On the Topic of File Ownership:
Sharing a volume between a host and a container is cause for the host filesystem owner matching problem. This blog post goes into details about it and how to combat it. In short, host and container both need to have read+write access to the data in the volume. This is achieved by creating a dummy user inside the container and initally running the container as root. On startup (when running the entrypoint script), we change the user id of the dummy user inside the contianer to match the hosts user id.
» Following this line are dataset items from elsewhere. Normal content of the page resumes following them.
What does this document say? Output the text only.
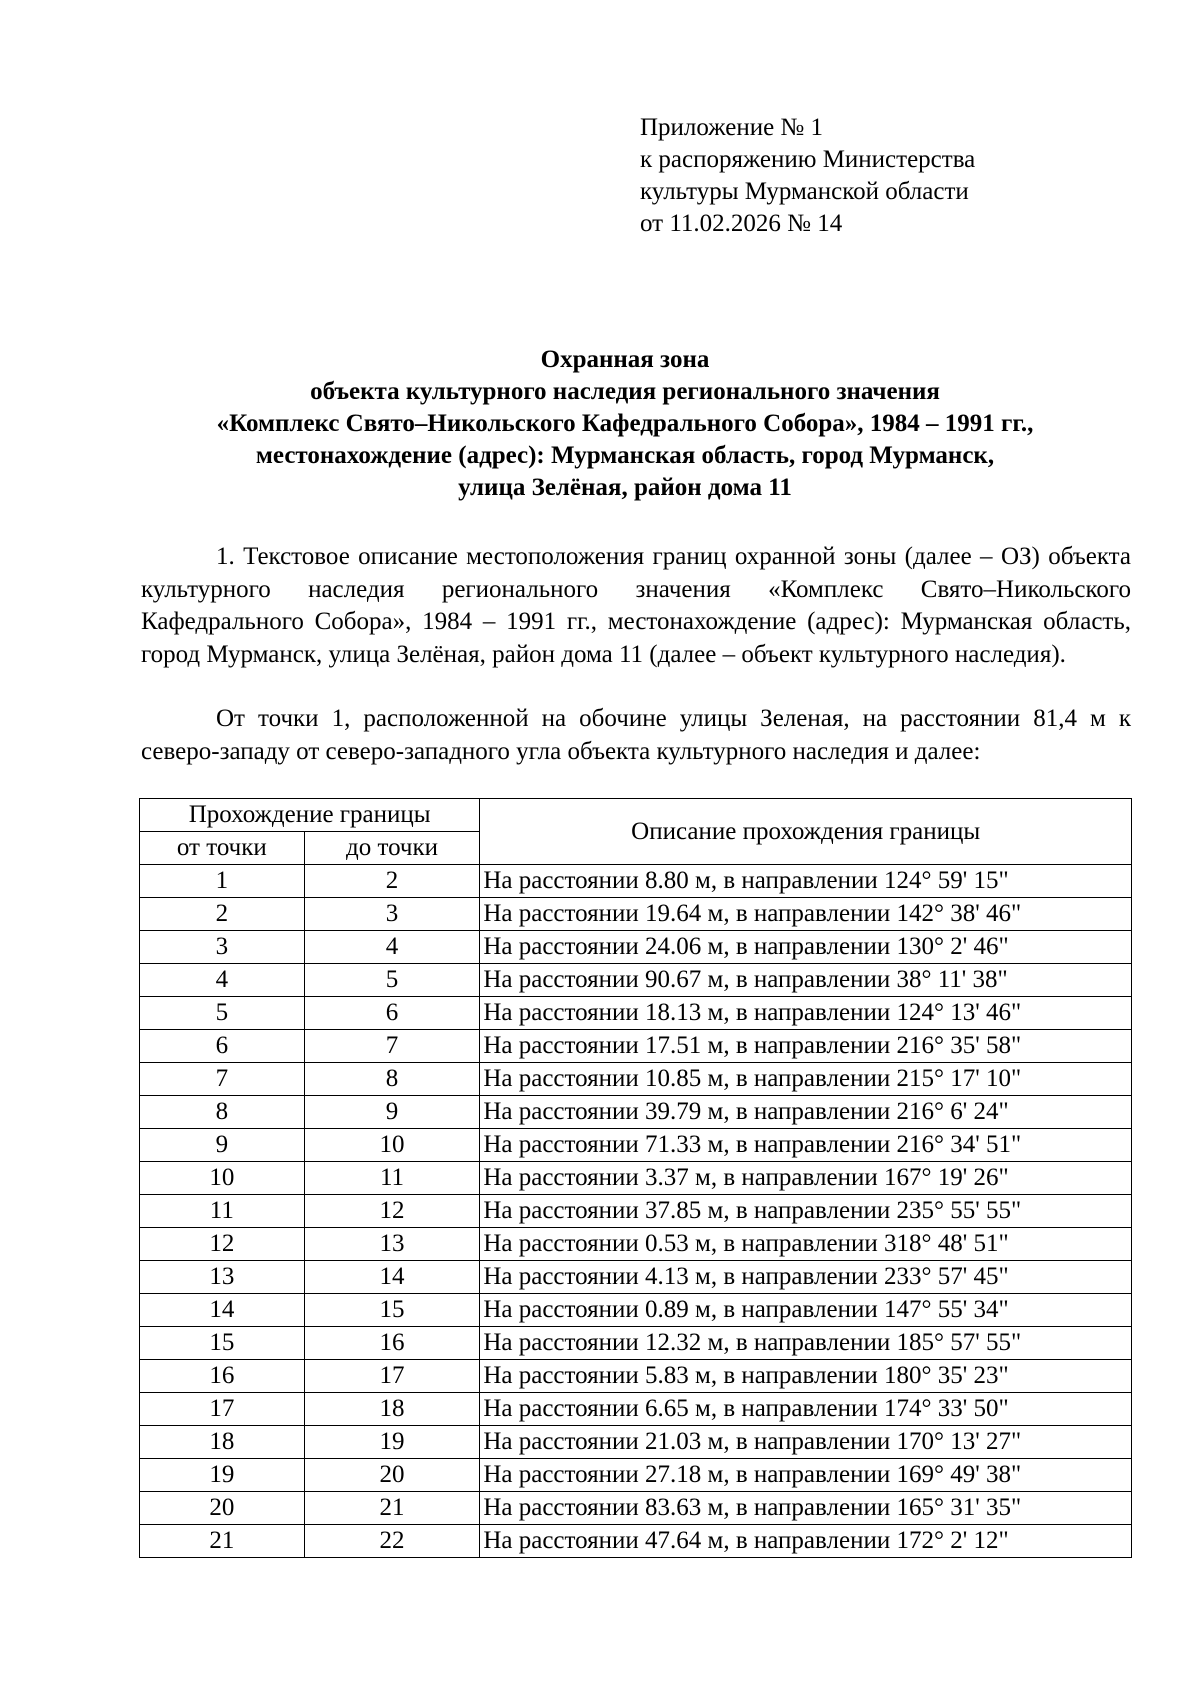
Приложение № 1
к распоряжению Министерства
культуры Мурманской области
от 11.02.2026 № 14
Охранная зона
объекта культурного наследия регионального значения
«Комплекс Свято–Никольского Кафедрального Собора», 1984 – 1991 гг.,
местонахождение (адрес): Мурманская область, город Мурманск,
улица Зелёная, район дома 11
1. Текстовое описание местоположения границ охранной зоны (далее – ОЗ) объекта культурного наследия регионального значения «Комплекс Свято–Никольского Кафедрального Собора», 1984 – 1991 гг., местонахождение (адрес): Мурманская область, город Мурманск, улица Зелёная, район дома 11 (далее – объект культурного наследия).
От точки 1, расположенной на обочине улицы Зеленая, на расстоянии 81,4 м к северо-западу от северо-западного угла объекта культурного наследия и далее:
Прохождение границы		Описание прохождения границы
от точки	до точки	
1	2	На расстоянии 8.80 м, в направлении 124° 59' 15"
2	3	На расстоянии 19.64 м, в направлении 142° 38' 46"
3	4	На расстоянии 24.06 м, в направлении 130° 2' 46"
4	5	На расстоянии 90.67 м, в направлении 38° 11' 38"
5	6	На расстоянии 18.13 м, в направлении 124° 13' 46"
6	7	На расстоянии 17.51 м, в направлении 216° 35' 58"
7	8	На расстоянии 10.85 м, в направлении 215° 17' 10"
8	9	На расстоянии 39.79 м, в направлении 216° 6' 24"
9	10	На расстоянии 71.33 м, в направлении 216° 34' 51"
10	11	На расстоянии 3.37 м, в направлении 167° 19' 26"
11	12	На расстоянии 37.85 м, в направлении 235° 55' 55"
12	13	На расстоянии 0.53 м, в направлении 318° 48' 51"
13	14	На расстоянии 4.13 м, в направлении 233° 57' 45"
14	15	На расстоянии 0.89 м, в направлении 147° 55' 34"
15	16	На расстоянии 12.32 м, в направлении 185° 57' 55"
16	17	На расстоянии 5.83 м, в направлении 180° 35' 23"
17	18	На расстоянии 6.65 м, в направлении 174° 33' 50"
18	19	На расстоянии 21.03 м, в направлении 170° 13' 27"
19	20	На расстоянии 27.18 м, в направлении 169° 49' 38"
20	21	На расстоянии 83.63 м, в направлении 165° 31' 35"
21	22	На расстоянии 47.64 м, в направлении 172° 2' 12"
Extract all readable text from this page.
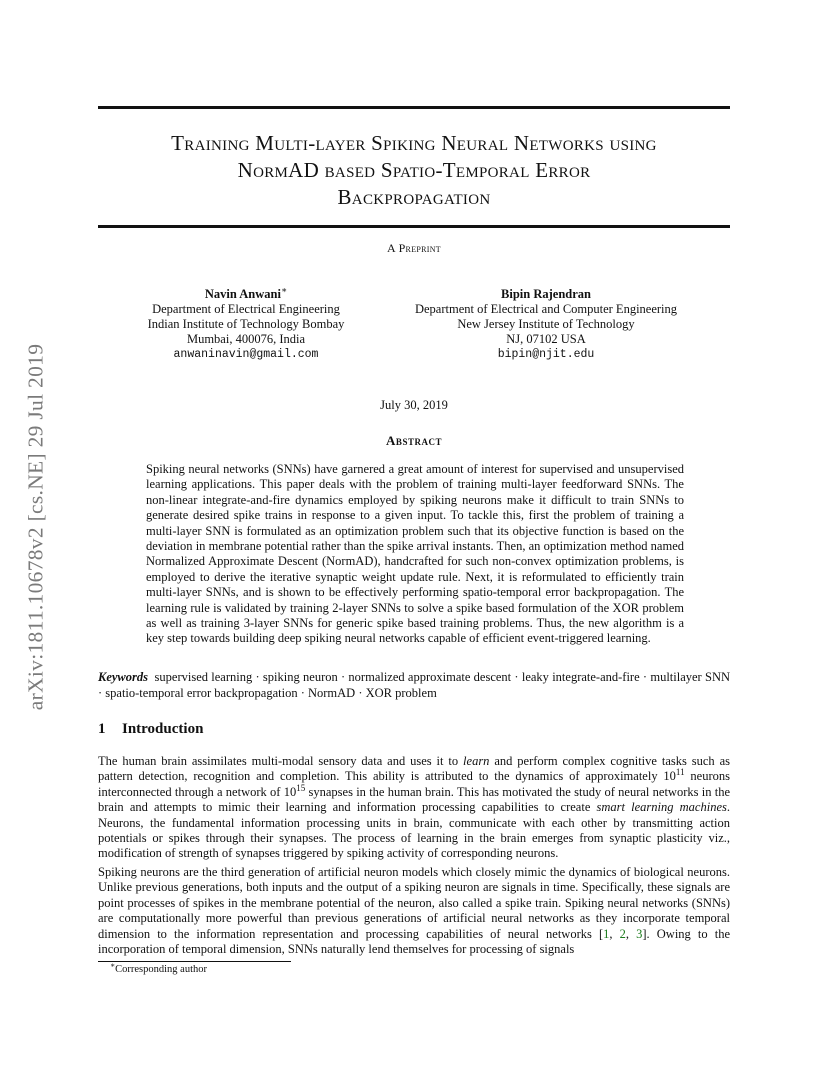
arXiv:1811.10678v2 [cs.NE] 29 Jul 2019
Training Multi-layer Spiking Neural Networks using
NormAD based Spatio-Temporal Error
Backpropagation
A Preprint
Navin Anwani∗
Department of Electrical Engineering
Indian Institute of Technology Bombay
Mumbai, 400076, India
anwaninavin@gmail.com
Bipin Rajendran
Department of Electrical and Computer Engineering
New Jersey Institute of Technology
NJ, 07102 USA
bipin@njit.edu
July 30, 2019
Abstract

Spiking neural networks (SNNs) have garnered a great amount of interest for supervised and unsupervised learning applications. This paper deals with the problem of training multi-layer feedforward SNNs. The non-linear integrate-and-fire dynamics employed by spiking neurons make it difficult to train SNNs to generate desired spike trains in response to a given input. To tackle this, first the problem of training a multi-layer SNN is formulated as an optimization problem such that its objective function is based on the deviation in membrane potential rather than the spike arrival instants. Then, an optimization method named Normalized Approximate Descent (NormAD), handcrafted for such non-convex optimization problems, is employed to derive the iterative synaptic weight update rule. Next, it is reformulated to efficiently train multi-layer SNNs, and is shown to be effectively performing spatio-temporal error backpropagation. The learning rule is validated by training 2-layer SNNs to solve a spike based formulation of the XOR problem as well as training 3-layer SNNs for generic spike based training problems. Thus, the new algorithm is a key step towards building deep spiking neural networks capable of efficient event-triggered learning.

Keywords supervised learning · spiking neuron · normalized approximate descent · leaky integrate-and-fire · multilayer SNN · spatio-temporal error backpropagation · NormAD · XOR problem

1 Introduction

The human brain assimilates multi-modal sensory data and uses it to learn and perform complex cognitive tasks such as pattern detection, recognition and completion. This ability is attributed to the dynamics of approximately $10^{11}$ neurons interconnected through a network of $10^{15}$ synapses in the human brain. This has motivated the study of neural networks in the brain and attempts to mimic their learning and information processing capabilities to create smart learning machines. Neurons, the fundamental information processing units in brain, communicate with each other by transmitting action potentials or spikes through their synapses. The process of learning in the brain emerges from synaptic plasticity viz., modification of strength of synapses triggered by spiking activity of corresponding neurons.

Spiking neurons are the third generation of artificial neuron models which closely mimic the dynamics of biological neurons. Unlike previous generations, both inputs and the output of a spiking neuron are signals in time. Specifically, these signals are point processes of spikes in the membrane potential of the neuron, also called a spike train. Spiking neural networks (SNNs) are computationally more powerful than previous generations of artificial neural networks as they incorporate temporal dimension to the information representation and processing capabilities of neural networks [1, 2, 3]. Owing to the incorporation of temporal dimension, SNNs naturally lend themselves for processing of signals

∗Corresponding author
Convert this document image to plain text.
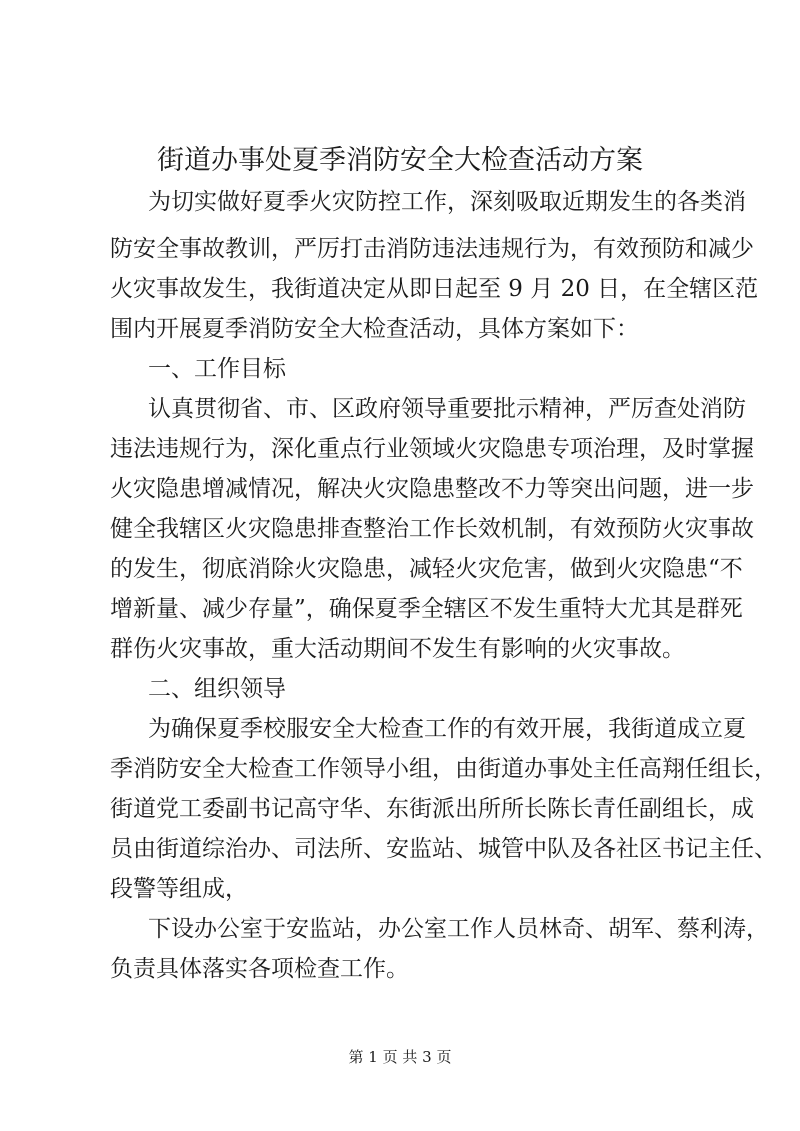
街道办事处夏季消防安全大检查活动方案

为切实做好夏季火灾防控工作，深刻吸取近期发生的各类消

防安全事故教训，严厉打击消防违法违规行为，有效预防和减少

火灾事故发生，我街道决定从即日起至 9 月 20 日，在全辖区范

围内开展夏季消防安全大检查活动，具体方案如下：

一、工作目标

认真贯彻省、市、区政府领导重要批示精神，严厉查处消防

违法违规行为，深化重点行业领域火灾隐患专项治理，及时掌握

火灾隐患增减情况，解决火灾隐患整改不力等突出问题，进一步

健全我辖区火灾隐患排查整治工作长效机制，有效预防火灾事故

的发生，彻底消除火灾隐患，减轻火灾危害，做到火灾隐患“不

增新量、减少存量”，确保夏季全辖区不发生重特大尤其是群死

群伤火灾事故，重大活动期间不发生有影响的火灾事故。

二、组织领导

为确保夏季校服安全大检查工作的有效开展，我街道成立夏

季消防安全大检查工作领导小组，由街道办事处主任高翔任组长，

街道党工委副书记高守华、东街派出所所长陈长青任副组长，成

员由街道综治办、司法所、安监站、城管中队及各社区书记主任、

段警等组成，

下设办公室于安监站，办公室工作人员林奇、胡军、蔡利涛，

负责具体落实各项检查工作。

第 1 页 共 3 页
Afterwards, we switch the user insde the container from root to dummy, so all existing files as well as all newly created files can be accessed (and edited) by both dummy and host user.
This of course is only half the truth since containers are started in two different ways as described above. Most of the time, the a running container is accessed via docker exec and therefore does not run the entrypoint script. In order to still simulate the same user inside the container as on the outside, we use the --user <host_uid> option.

Docker Naming Conventions

Our docker images are created locally, with the docker-compose build command. Since the docker-compose.yml is located in the ackrep_deployment directory, this directory is prepended to the specified service name. This results in the following image names:
ackrep_deployment_ackrep-django
ackrep_deployment_celery_worker
ackrep_deployment_default_environment

Some images are pulled from remote, resulting in image names such as:
redis:6.2-alpine
ghcr.io/ackrep-org/default_environment

Using the above mentioned images, containers can be spun up. Using docker-compose the containers have the same name as the compose service.
The environment containers are started differently, using the run argument with an ackrep command. Therefore, the container is called
ackrep_deployment_default_environment_run_<hash>

When adding new environments, the following files have to be named in s specific manner:

  • <name> of the environment: <some_description>_environment

  • metadata.yml: name: <name>

  • Dockerfile: Dockerfile_<name>

  • (docker compose service: <name>, for dev only)

Image Publishing

The push_image.py script helps with publishing new verions of environments.
Syntax: python push_image.py -i <image_name> -v <x.y.z> -m "<message>"

Additionally, the most recent commits of ackrep_core and ackrep_deployment are added to the message. Best practice to avoid confusing behavior in the CI would be:

  • locally commit change to core

  • rebuild images, test behavior

  • if approved, commit and push changes to ackrep_deployment (dockerfiles)

  • run push_script to update remote images

  • push core commits to trigger CI

The script create a label in the dockerfile and rebuild the image with the label. Afterwards it uploads the image with the specified version and updates latest tag.